Herr Präsident, liebe Kolleginnen und Kollegen, meine sehr verehrten Damen und Herren, insbesondere das Schienennetz braucht eine grundlegende Neujustierung: statt wenige teure Prestigeprojekte aus Beton für die entsprechenden Betonköpfe viele kleine Verbesserungen, mehr Geld für die Instandsetzung von Weichen, mehr Geld für Sicherheit und Sauberkeit auf den vorhandenen Bahnhöfen und Gleisen. Das macht den Betrieb zuverlässig, das ermöglicht einen flächendeckenden Taktverkehr mit kurzen Reisezeiten - nicht nur von Berlin-Hauptbahnhof nach Stuttgart, sondern auch von Schwedt nach Brandenburg an der Havel.
Meine sehr geehrten Damen und Herren, gerade ein älter werdendes Land ist auf einen gut funktionierenden öffentlichen Verkehr angewiesen. Wir brauchen wieder eine Bahn, bei der auch Seniorinnen und Senioren leicht eine Fahrkarte kaufen können und freundliches Personal beim Einsteigen hilft, kein „Thank you for travelling“, sondern Sicherheit, Sauberkeit, Service und pünktliche Züge.
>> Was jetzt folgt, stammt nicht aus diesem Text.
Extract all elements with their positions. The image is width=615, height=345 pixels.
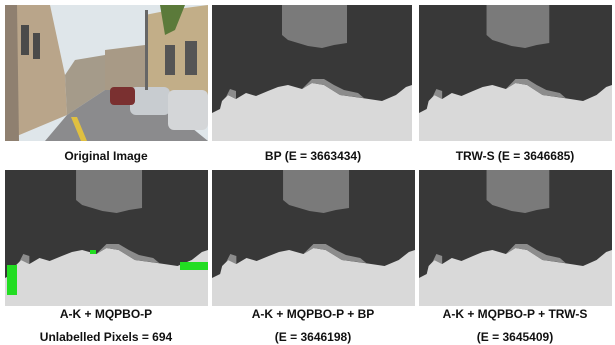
caption: Original Image	[64, 149, 148, 163]
bp-result	[212, 5, 412, 141]
caption: A-K + MQPBO-P	[60, 307, 152, 321]
caption: A-K + MQPBO-P + TRW-S	[443, 307, 588, 321]
ak-mqpbo-trws-result	[419, 170, 612, 306]
page: {"panels": [ {"caption": ["Original Imag…	[0, 0, 615, 345]
caption-sub: (E = 3645409)	[477, 330, 553, 344]
original-image	[5, 5, 208, 141]
trws-result	[419, 5, 612, 141]
ak-mqpbo-result	[5, 170, 208, 306]
caption-sub: Unlabelled Pixels = 694	[40, 330, 173, 344]
caption: BP (E = 3663434)	[265, 149, 361, 163]
caption: A-K + MQPBO-P + BP	[252, 307, 374, 321]
figure: Original Image BP (E = 3663434) TRW-S (E…	[0, 0, 615, 345]
caption: TRW-S (E = 3646685)	[456, 149, 575, 163]
ak-mqpbo-bp-result	[212, 170, 415, 306]
caption-sub: (E = 3646198)	[275, 330, 351, 344]
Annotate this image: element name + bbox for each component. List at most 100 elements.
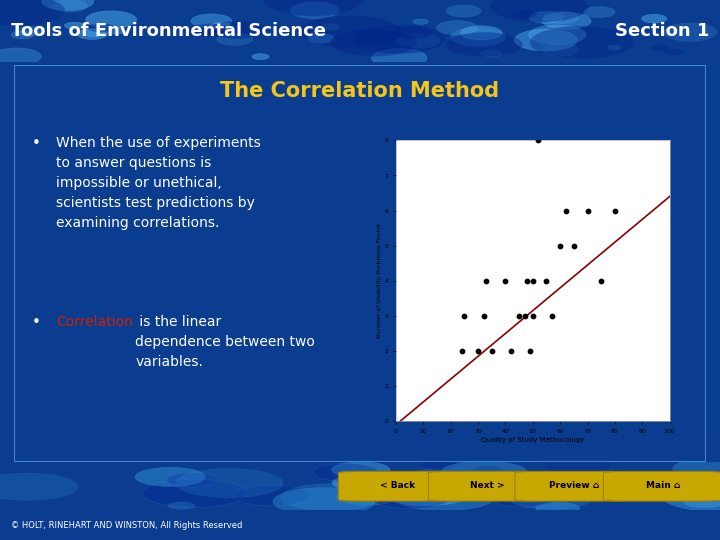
Text: •: • bbox=[32, 315, 40, 330]
Ellipse shape bbox=[375, 487, 444, 505]
Ellipse shape bbox=[490, 489, 558, 507]
Point bbox=[500, 276, 511, 285]
Ellipse shape bbox=[354, 24, 446, 53]
Point bbox=[524, 347, 536, 355]
Ellipse shape bbox=[168, 502, 195, 509]
Ellipse shape bbox=[436, 21, 477, 35]
Ellipse shape bbox=[461, 26, 502, 40]
Point bbox=[480, 276, 492, 285]
Point bbox=[513, 312, 525, 320]
Ellipse shape bbox=[451, 28, 505, 46]
Ellipse shape bbox=[86, 11, 137, 29]
Text: Main ⌂: Main ⌂ bbox=[646, 482, 680, 490]
Ellipse shape bbox=[0, 48, 41, 65]
Ellipse shape bbox=[307, 34, 335, 43]
Ellipse shape bbox=[528, 25, 586, 45]
Ellipse shape bbox=[107, 28, 125, 34]
Ellipse shape bbox=[382, 482, 472, 506]
Text: The Correlation Method: The Correlation Method bbox=[220, 80, 500, 100]
Ellipse shape bbox=[252, 53, 269, 59]
Point bbox=[456, 347, 467, 355]
Text: When the use of experiments
to answer questions is
impossible or unethical,
scie: When the use of experiments to answer qu… bbox=[56, 136, 261, 231]
Text: Correlation: Correlation bbox=[56, 315, 132, 329]
Ellipse shape bbox=[281, 484, 381, 511]
Text: •: • bbox=[32, 136, 40, 151]
Ellipse shape bbox=[321, 24, 340, 30]
Ellipse shape bbox=[142, 479, 247, 508]
Ellipse shape bbox=[42, 0, 94, 10]
Point bbox=[560, 206, 572, 215]
Point bbox=[546, 312, 558, 320]
Ellipse shape bbox=[399, 470, 464, 487]
Ellipse shape bbox=[52, 0, 87, 12]
Ellipse shape bbox=[332, 474, 397, 491]
FancyBboxPatch shape bbox=[428, 471, 547, 501]
Ellipse shape bbox=[312, 463, 378, 481]
Point bbox=[609, 206, 621, 215]
Point bbox=[521, 276, 533, 285]
Ellipse shape bbox=[454, 471, 490, 481]
Point bbox=[527, 276, 539, 285]
Ellipse shape bbox=[649, 44, 670, 51]
Ellipse shape bbox=[397, 33, 440, 48]
Ellipse shape bbox=[65, 22, 84, 29]
Ellipse shape bbox=[82, 29, 105, 37]
FancyBboxPatch shape bbox=[515, 471, 634, 501]
Ellipse shape bbox=[371, 487, 450, 509]
Y-axis label: Number of Usability Problems Found: Number of Usability Problems Found bbox=[377, 224, 382, 338]
Ellipse shape bbox=[530, 26, 634, 59]
Ellipse shape bbox=[330, 29, 417, 56]
Ellipse shape bbox=[210, 21, 267, 39]
FancyBboxPatch shape bbox=[338, 471, 457, 501]
Ellipse shape bbox=[441, 461, 528, 485]
Ellipse shape bbox=[446, 32, 523, 57]
Ellipse shape bbox=[542, 44, 578, 56]
Ellipse shape bbox=[684, 497, 720, 508]
Ellipse shape bbox=[372, 49, 427, 68]
Ellipse shape bbox=[510, 10, 537, 19]
Point bbox=[519, 312, 531, 320]
Ellipse shape bbox=[393, 483, 495, 510]
Point bbox=[505, 347, 517, 355]
Ellipse shape bbox=[480, 50, 502, 57]
Point bbox=[533, 136, 544, 145]
Ellipse shape bbox=[583, 6, 615, 18]
Ellipse shape bbox=[536, 502, 580, 514]
Ellipse shape bbox=[542, 456, 612, 475]
Ellipse shape bbox=[290, 2, 339, 19]
Ellipse shape bbox=[514, 29, 577, 51]
Ellipse shape bbox=[642, 14, 667, 23]
Point bbox=[459, 312, 470, 320]
Ellipse shape bbox=[176, 469, 283, 497]
Point bbox=[554, 241, 566, 250]
Ellipse shape bbox=[0, 0, 65, 26]
FancyBboxPatch shape bbox=[603, 471, 720, 501]
Ellipse shape bbox=[191, 14, 232, 28]
Ellipse shape bbox=[210, 23, 230, 30]
Ellipse shape bbox=[391, 26, 433, 39]
Ellipse shape bbox=[331, 462, 390, 478]
Ellipse shape bbox=[11, 31, 33, 39]
Ellipse shape bbox=[0, 473, 78, 501]
Ellipse shape bbox=[672, 457, 720, 480]
Point bbox=[541, 276, 552, 285]
Ellipse shape bbox=[542, 12, 591, 29]
Point bbox=[478, 312, 490, 320]
Text: is the linear
dependence between two
variables.: is the linear dependence between two var… bbox=[135, 315, 315, 369]
Ellipse shape bbox=[543, 11, 578, 24]
Ellipse shape bbox=[77, 29, 108, 39]
Point bbox=[472, 347, 484, 355]
Ellipse shape bbox=[166, 473, 219, 487]
Point bbox=[568, 241, 580, 250]
Ellipse shape bbox=[420, 460, 459, 470]
Text: Section 1: Section 1 bbox=[615, 22, 709, 40]
Ellipse shape bbox=[608, 45, 621, 50]
Point bbox=[527, 312, 539, 320]
Ellipse shape bbox=[490, 0, 588, 22]
Text: Preview ⌂: Preview ⌂ bbox=[549, 482, 599, 490]
Ellipse shape bbox=[273, 488, 375, 515]
Point bbox=[486, 347, 498, 355]
Ellipse shape bbox=[233, 485, 310, 506]
Point bbox=[595, 276, 607, 285]
Ellipse shape bbox=[16, 26, 44, 36]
Das ist es, was die Fahrgäste wollen und worauf sie auch ein Anrecht haben - keine Bahndividende und kein Verscherbeln von Volksvermögen auf den internationalen Finanzmärkten. Wenn der Bund zu diesem Kurswechsel nicht in der Lage ist, dann muss man als Brandenburger überlegen, ob der Bund und die DB langfristig unsere richtigen Partner für den Schienenpersonenverkehr in diesem Land und in Berlin sein können. Wenn nicht, dann wäre das ein Armutszeugnis für ein Staatsunternehmen.
Zum Antrag der CDU: Frau Wehlan hat hier sehr ausdrücklich und auch sehr ausführlich begründet, warum wir diesen Antrag ablehnen, auch, Herr Genilke, weil er suggeriert, dass das Land hier ganz allein schuld ist. Im letzten „Spiegel“-Artikel von Herrn Ramsauer sieht er das anders: Er will im Bund umsteuern, und dabei hat er uns an seiner Seite.
Sehr geehrte Kolleginnen und Kollegen! Es geht darum, dass der Schienenpersonenverkehr und der öffentliche Nahverkehr auf der Schiene in Berlin und Brandenburg sichergestellt werden müssen. Die Leute, die die S-Bahn und die Bahn benutzen, wollen damit zur Arbeit fahren, sie müssen zum Studium, zum
Lernen. Das sind die, die den gesellschaftlichen Reichtum erarbeiten. Da sorge ich mich nicht darum, dass die Dividenden der Bahn und die Gehälter der Vorstände gesichert sind.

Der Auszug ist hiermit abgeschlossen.